Langston Hughes wrote "The Weary Blues" in 1925 during Prohibition and the Harlem Renaissance. The setting of the poem is actually unclear, at first. However, as it goes on it is obvious the speaker is in a bar, or was. The speaker is telling a story. He starts by setting the mood with an alliteration, "droning a drowsy syncopated tune / Rocking back and forth to a mellow croon". The narrator wants his listener and reader to get a feel for the story he is about to tell. He wants people to know that he enjoyed the experience. Yet, his tone is unhurried and nonchalant, like he just happened to stumble across “the tune o’ those Weary Blues." He was in a bar that provided entertainment. Once the speaker finishes his rendition of the musician’s song, the setting changes. At the end of the poem, the reader ends up in the musician’s home.

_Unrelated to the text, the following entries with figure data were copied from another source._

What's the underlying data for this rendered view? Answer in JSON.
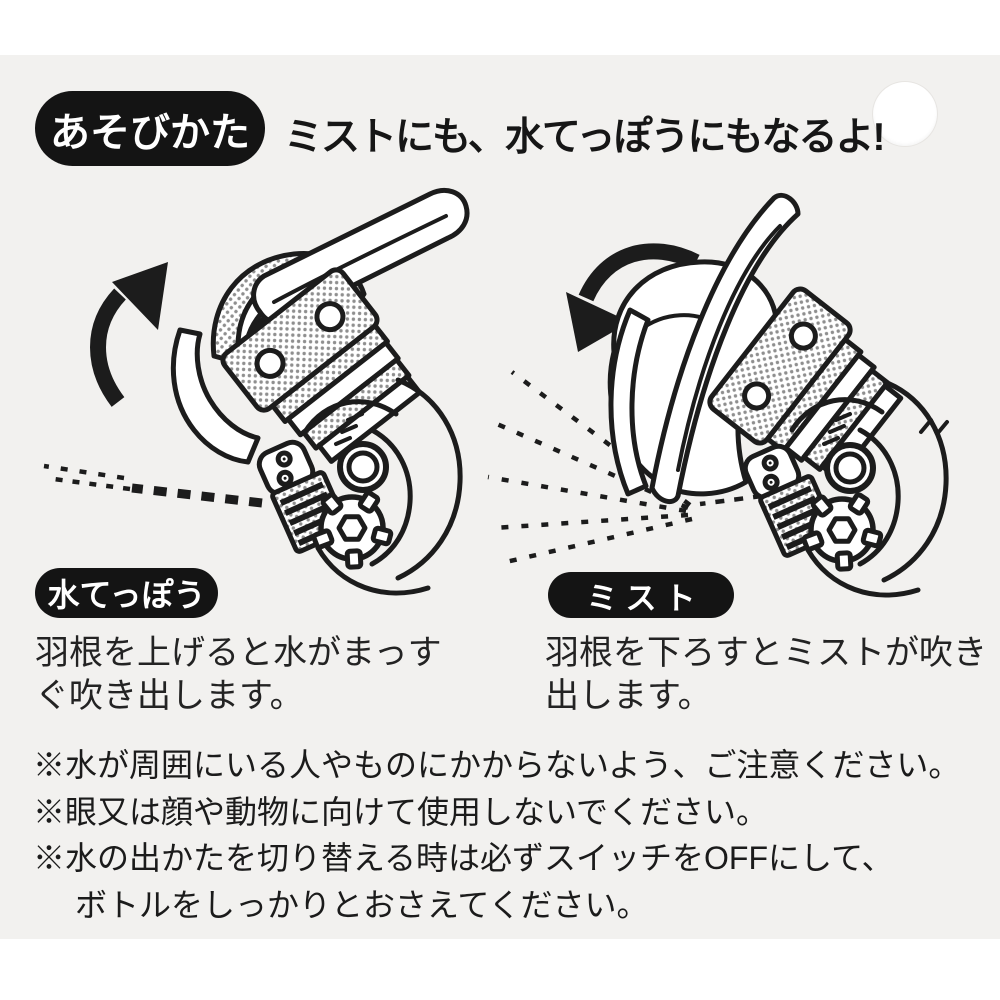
{
  "colors": {
    "page_background": "#ffffff",
    "tag_background": "#f2f1ef",
    "ink": "#1c1c1c",
    "badge_background": "#141414",
    "badge_text": "#ffffff"
  },
  "header": {
    "badge_label": "あそびかた",
    "headline": "ミストにも、水てっぽうにもなるよ!"
  },
  "panels": [
    {
      "id": "water-gun",
      "badge_label": "水てっぽう",
      "description_line1": "羽根を上げると水がまっす",
      "description_line2": "ぐ吹き出します。",
      "illustration": "spray-fan-toy-blade-lifted",
      "arrow_icon": "curved-arrow-up",
      "spray_icon": "straight-water-jet-dashes"
    },
    {
      "id": "mist",
      "badge_label": "ミスト",
      "description_line1": "羽根を下ろすとミストが吹き",
      "description_line2": "出します。",
      "illustration": "spray-fan-toy-blade-lowered",
      "arrow_icon": "curved-arrow-down",
      "spray_icon": "mist-fan-dashes"
    }
  ],
  "notes": {
    "line1": "※水が周囲にいる人やものにかからないよう、ご注意ください。",
    "line2": "※眼又は顔や動物に向けて使用しないでください。",
    "line3": "※水の出かたを切り替える時は必ずスイッチをOFFにして、",
    "line4": "ボトルをしっかりとおさえてください。"
  },
  "decorations": {
    "punch_hole": "white die-cut circle, top right"
  }
}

"The Weary Blues" is written in free verse; however, all the lines that are not lyrics to the "Weary Blues" are rhyming couplets: "Down on Lenox Avenue the other night / By the pale dull pallor of an old gas light." Night and light rhyme just like tune-croon, key-melody, stool-fool and all the other couplets. The rhymes are not perfect, but when read out loud the rhyme scheme is pleasing to the ear. It is also worth noting that the poem ends with three rhyming lines: "the singer stopped playing and went to bed / While the Weary Blues echoed through his head / He slept like a rock or a man that's dead." The last three lines are a finite conclusion. The rest of the poem builds and builds until its end.

The music in “The Weary Blues” is a metaphor for life as a black man. The color in the poem is symbolic of the black struggle. It starts with slave spirituals in which "slaves calculatingly created songs of double-entendre as an intellectual strategy", as Hughes does in his poem. When he says, "I heard a Negro play" he is making the musician decidedly black. The lines "with his ebony hands on each ivory key. He made that poor piano moan with melody" continues the reference to color, and decidedly differentiates black from white. Hughes personifies the piano with a humanly moan, but the moan also indicates his abuse of the "ivory key" and the "melancholy tone" of the music.

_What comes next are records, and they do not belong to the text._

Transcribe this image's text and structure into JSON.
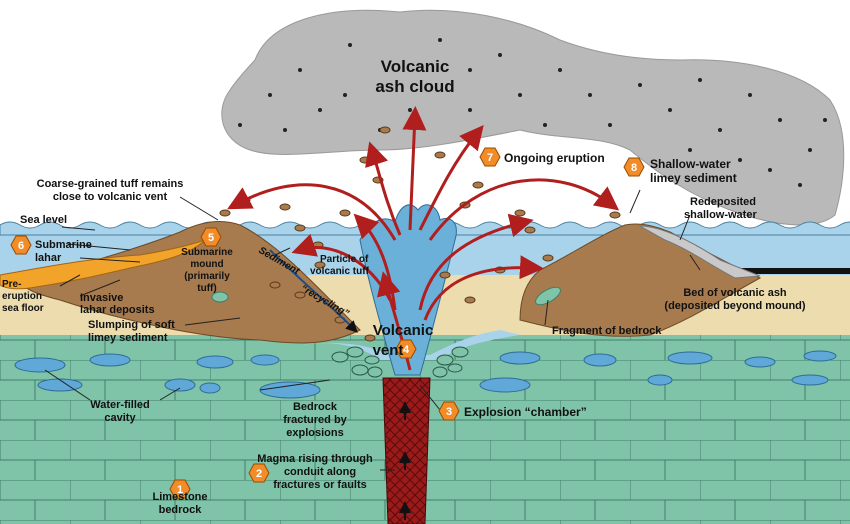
{
  "labels": {
    "ash_cloud_1": "Volcanic",
    "ash_cloud_2": "ash cloud",
    "ongoing_eruption": "Ongoing eruption",
    "shallow_water_1": "Shallow-water",
    "shallow_water_2": "limey sediment",
    "coarse_tuff_1": "Coarse-grained tuff remains",
    "coarse_tuff_2": "close to volcanic vent",
    "redeposited_1": "Redeposited",
    "redeposited_2": "shallow-water",
    "sea_level": "Sea level",
    "submarine_lahar_1": "Submarine",
    "submarine_lahar_2": "lahar",
    "submarine_mound_1": "Submarine",
    "submarine_mound_2": "mound",
    "submarine_mound_3": "(primarily",
    "submarine_mound_4": "tuff)",
    "particle_tuff_1": "Particle of",
    "particle_tuff_2": "volcanic tuff",
    "pre_eruption_1": "Pre-",
    "pre_eruption_2": "eruption",
    "pre_eruption_3": "sea floor",
    "sediment_recycling_1": "Sediment",
    "sediment_recycling_2": "“recycling”",
    "bed_ash_1": "Bed of volcanic ash",
    "bed_ash_2": "(deposited beyond mound)",
    "invasive_lahar_1": "Invasive",
    "invasive_lahar_2": "lahar deposits",
    "volcanic_vent_1": "Volcanic",
    "volcanic_vent_2": "vent",
    "slumping_1": "Slumping of soft",
    "slumping_2": "limey sediment",
    "fragment_bedrock": "Fragment of bedrock",
    "water_cavity_1": "Water-filled",
    "water_cavity_2": "cavity",
    "bedrock_fractured_1": "Bedrock",
    "bedrock_fractured_2": "fractured by",
    "bedrock_fractured_3": "explosions",
    "explosion_chamber": "Explosion “chamber”",
    "magma_rising_1": "Magma rising through",
    "magma_rising_2": "conduit along",
    "magma_rising_3": "fractures or faults",
    "limestone_1": "Limestone",
    "limestone_2": "bedrock"
  },
  "markers": {
    "m1": "1",
    "m2": "2",
    "m3": "3",
    "m4": "4",
    "m5": "5",
    "m6": "6",
    "m7": "7",
    "m8": "8"
  },
  "colors": {
    "sky": "#ffffff",
    "ash_cloud": "#b9b9b9",
    "sea": "#a9d3ea",
    "sand": "#ecdcae",
    "mound": "#a77b4e",
    "limestone": "#7fc3a8",
    "magma": "#9b1b1b",
    "arrow": "#b01e1e",
    "marker": "#f28c28"
  }
}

However, the poem is a celebration of blues. In lines 11, 14 and 16, there are apostrophes to the blues. "O Blues!" and "Sweet Blues" are the speaker's exclamations of delight. He just cannot contain himself when it comes to the blues. He even notices the musician enjoying the music and adds the onomatopoeia of a "thump, thump, thump". "The Weary Blues" is an enjoyable poem and song, yet its message is one of sadness.

==Reception==
"The Weary Blues" is one of Hughes's most famous poems. Critics have claimed that the poem is a combination of blues and jazz with personal experiences. It embodies blues as a metaphor and form. It has also been coined as one of the first works of blues performance in literature. Throughout the poem, music is seen as not only a form of art and entertainment, but also as a way of life: people living the blues. Hughes's ability to incorporate poetry with music and history with art has given him the reputation as one of the leading black artists of the 20th century. "The Weary Blues" allows the reader to seek to unlock the mystery of the blues, for both the musician and themselves.

==Recordings==
On March 17 and March 18, 1958, Hughes recorded readings of "The Weary Blues" and several of his other poems backed by two different jazz groups, which were issued on the MGM album Weary Blues, and later reissued on Verve Records. On side 1 of the album, he was backed by a Leonard Feather-led group that included Henry "Red" Allen, Sam "The Man" Taylor, Vic Dickenson, Milt Hinton, and Osie Johnson. On side 2, the accompaniment was provided by a Charles Mingus-led group that included Horace Parlan, Shafi Hadi, and Jimmy Knepper.

Hughes slow jams "The Weary Blues" (1925) to jazz accompaniment by the Doug Parker Band on the CBUT (CBC Vancouver) program The 7 O'Clock Show in 1958. Host Bob Quintrell introduces the performance.